20 november
2006 Paardrijden in de krater
Om kwart voor vier worden we wakker gemaakt. Met een
kleine jeep dalen we even later de buitenkrater in en rijden door de
zandvlakte westwaarts. Vervolgens beginnen we, nog steeds in het donker, aan
een steile klim naar het uitkijkpunt. Hoe hoger we echter komen, hoe meer we
in de dikke mist verzeild geraken. Boven waait een sterke wind. We zitten
midden in de (natte) wolken. En het zit niet mee. Terwijl het lichter wordt
omdat de zon opkomt, blijft het zicht beperkt tot een witte wolkenmassa.
Jammer.
Om half zes geven we het op en rijden terug omlaag de
buitenkrater in. Langzaam aan wordt het daar gelukkig helderder. De wind
waait het zand hoog op. Wanneer we de kraterwand van de Bromo naderen,
duiken er vele ruiters te paard op. Ze verdringen zich rond de jeep, wanneer
deze stopt. Wij kiezen er echter voor te voet de Bromo te beklimmen. Het is
eerst een kronkelende weg van een honderdtal meter, gevolgd door meer dan
250 treden. De geur van rotte eieren komt ons tegemoet. “Het ruikt hier naar
worstjes, hmm… zalig!” roept Jonathan.
Nu krijgen we gedroogde bloemen aangeboden (tegen
betaling natuurlijk) om te offeren aan Bromo. Wij bedanken hier echter voor.

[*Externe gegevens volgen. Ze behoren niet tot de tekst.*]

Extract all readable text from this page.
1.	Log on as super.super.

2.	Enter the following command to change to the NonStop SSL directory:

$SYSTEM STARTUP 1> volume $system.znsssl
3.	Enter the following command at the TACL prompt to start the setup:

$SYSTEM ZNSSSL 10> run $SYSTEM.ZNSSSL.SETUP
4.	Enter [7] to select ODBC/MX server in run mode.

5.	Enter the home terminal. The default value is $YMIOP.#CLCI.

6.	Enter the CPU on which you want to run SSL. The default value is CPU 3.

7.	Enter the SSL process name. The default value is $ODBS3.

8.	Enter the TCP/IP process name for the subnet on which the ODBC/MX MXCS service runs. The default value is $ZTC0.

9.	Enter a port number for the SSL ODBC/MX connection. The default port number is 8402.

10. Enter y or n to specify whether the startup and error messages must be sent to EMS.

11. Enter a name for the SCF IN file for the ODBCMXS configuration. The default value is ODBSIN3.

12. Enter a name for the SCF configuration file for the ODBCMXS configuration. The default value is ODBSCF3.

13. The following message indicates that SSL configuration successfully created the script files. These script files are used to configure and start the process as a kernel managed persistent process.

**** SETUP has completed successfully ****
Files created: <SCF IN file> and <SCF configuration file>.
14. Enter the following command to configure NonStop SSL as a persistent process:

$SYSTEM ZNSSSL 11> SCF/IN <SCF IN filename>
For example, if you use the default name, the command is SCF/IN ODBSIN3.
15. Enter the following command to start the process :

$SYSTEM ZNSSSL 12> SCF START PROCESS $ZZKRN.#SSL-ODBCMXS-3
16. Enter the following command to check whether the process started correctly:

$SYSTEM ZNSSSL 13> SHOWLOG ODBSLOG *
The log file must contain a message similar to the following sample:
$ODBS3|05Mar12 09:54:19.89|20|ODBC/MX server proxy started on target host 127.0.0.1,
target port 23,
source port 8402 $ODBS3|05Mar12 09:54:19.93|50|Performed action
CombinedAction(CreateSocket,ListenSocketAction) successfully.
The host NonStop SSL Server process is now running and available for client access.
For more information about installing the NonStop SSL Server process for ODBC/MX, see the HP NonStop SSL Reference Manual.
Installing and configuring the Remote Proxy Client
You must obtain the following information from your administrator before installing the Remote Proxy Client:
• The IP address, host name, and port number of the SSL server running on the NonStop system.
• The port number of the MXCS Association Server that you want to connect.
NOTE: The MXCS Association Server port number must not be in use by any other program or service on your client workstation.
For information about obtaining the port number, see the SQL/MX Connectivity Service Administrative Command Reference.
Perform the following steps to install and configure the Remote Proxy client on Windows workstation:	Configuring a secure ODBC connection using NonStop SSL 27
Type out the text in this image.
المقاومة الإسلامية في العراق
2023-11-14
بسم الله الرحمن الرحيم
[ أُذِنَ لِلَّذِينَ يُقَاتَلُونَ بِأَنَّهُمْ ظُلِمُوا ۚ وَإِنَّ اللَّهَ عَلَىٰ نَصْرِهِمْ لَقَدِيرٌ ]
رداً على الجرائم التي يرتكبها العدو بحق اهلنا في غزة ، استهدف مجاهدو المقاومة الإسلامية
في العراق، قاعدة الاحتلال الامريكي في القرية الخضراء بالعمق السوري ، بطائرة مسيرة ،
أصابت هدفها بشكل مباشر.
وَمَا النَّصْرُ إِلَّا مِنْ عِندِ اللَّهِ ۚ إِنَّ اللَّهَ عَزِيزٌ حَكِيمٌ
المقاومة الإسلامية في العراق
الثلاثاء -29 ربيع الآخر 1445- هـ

We zien de witte gaswolken van de bodem van de krater omhoog cirkelen.
Jonathan is er niet gerust in en wilt niet te lang blijven.
De ruiters staan ons beneden nog altijd op te wachten.
Jonathan en Vicky kiezen elk een paard en rijden, met de begeleiders te voet
erachter, rond de vlakbij gelegen Hindoe tempel. Ook ik draaf op een paardje
met hen mee. Ze vinden het tochtje te paard echter veel te kort. We
onderhandelen dat ze met de paarden terug naar Lava View Hotel mogen rijden.
Xenia en ik rijden terug met de jeep.
De rest van de dag brengen we door met les geven.
Opnieuw weerklinkt Queen door onze luidsprekers: “Don’t stop me now, cause
I’m having such a good time…”
In de late namiddag trek ik nog te voet naar een iets
lager gelegen viewpoint (2500 meter). Het is echter zwaarbewolkt en het
zicht is beperkt. Op de terugweg krijg ik zelfs een malse regenbui van een
onweer te verduren.
In Lava View zitten de Nederlandse Valesca en haar
Indische vriend Hemang in het restaurant. Hemang en ik spelen even later met
de lokale bevolking volleybal op de binnenplaats van ons hotel. Het niveau
ligt hoog. Ze spelen bijna allemaal competitie. We doen wat we kunnen. De
duisternis valt echter snel. De volleyballers druipen af. Hemang en Jonathan
spelen nog een wedstrijdje voetbal tegen Vicky en mijzelf. Xenia praat
gezellig met de sympathieke Valesca.
We eten nog samen en dan is het bedtijd.